March 13, 2001 to June 2, 2001
Monterey to Hawaii and back
May 16, 2001: Leg 4; Day 8
Kelsey Jordahl writes: We observed a very unusual squid today at approximately 3380 meters off the north coast of Oahu. It swam quite beautifully with its fins, but could also use jet propulsion if it wanted to make speed. It also has the amazing ability to contract and extend its tentacles.
We had a great first day of heat flow dives. Ship, crew, vehicle & instrument performed perfectly. We got heat flow measurements at 15 stations on a line across a small basin on the Hawaiian ridge northwest of Oahu. We used a special heat flow probe on the ROV that measures the temperatures of the seafloor sediments in the upper 60 cm. We use the measurements to determine the amount of heat flowing out of the earth through the seafloor. The values we found were lower than expected, and showed a significant increase towards the edge of the basin. We think that is an indication of water circulation in the basin sediments, and were so intrigued by the results that we changed the plan for Thursday's dives to finish the transect across this basin instead of exploring a new basin.

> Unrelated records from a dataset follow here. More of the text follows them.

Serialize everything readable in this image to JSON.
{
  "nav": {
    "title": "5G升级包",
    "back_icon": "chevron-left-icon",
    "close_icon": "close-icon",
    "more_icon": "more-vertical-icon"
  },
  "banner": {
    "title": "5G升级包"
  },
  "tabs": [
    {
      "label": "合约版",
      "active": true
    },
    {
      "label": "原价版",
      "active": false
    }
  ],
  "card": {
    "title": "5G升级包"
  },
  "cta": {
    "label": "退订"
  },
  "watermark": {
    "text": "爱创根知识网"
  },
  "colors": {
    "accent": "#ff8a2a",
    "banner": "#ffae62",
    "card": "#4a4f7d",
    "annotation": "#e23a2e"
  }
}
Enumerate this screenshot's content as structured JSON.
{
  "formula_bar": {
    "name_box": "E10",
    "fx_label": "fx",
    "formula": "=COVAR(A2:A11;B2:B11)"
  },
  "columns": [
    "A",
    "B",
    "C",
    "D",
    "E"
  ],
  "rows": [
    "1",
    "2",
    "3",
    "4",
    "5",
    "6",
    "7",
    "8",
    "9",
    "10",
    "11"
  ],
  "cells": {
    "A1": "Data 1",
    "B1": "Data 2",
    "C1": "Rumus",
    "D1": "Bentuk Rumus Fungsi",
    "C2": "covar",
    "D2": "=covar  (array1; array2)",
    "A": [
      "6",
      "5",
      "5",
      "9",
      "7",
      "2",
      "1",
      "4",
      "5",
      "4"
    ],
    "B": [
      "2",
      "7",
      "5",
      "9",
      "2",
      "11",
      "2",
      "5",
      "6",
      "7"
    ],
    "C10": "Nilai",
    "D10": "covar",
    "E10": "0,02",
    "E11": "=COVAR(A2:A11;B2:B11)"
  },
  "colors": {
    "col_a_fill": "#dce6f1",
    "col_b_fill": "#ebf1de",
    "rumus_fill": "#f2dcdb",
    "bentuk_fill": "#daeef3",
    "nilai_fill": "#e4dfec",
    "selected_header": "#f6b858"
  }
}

We also took a number of push cores to measure the thermal properties of the sediments in the laboratory to help to interpret the data from the heat flow probe. On some of our stations, Ed Seidel deployed a trap to try to capture some deep sea shrimp, which looked empty when we packed it up on the seafloor, but actually had captured a few amphipods that were attracted to the bait. We spent the day traversing a flat, well sedimented seafloor, so the few things we saw along the way generated some interest. We picked up two small rocks that were sitting on top of the sediments, and also several aluminum cans that Ed said were good habitats for small octopuses (none were occupied when we recovered them at the surface, however).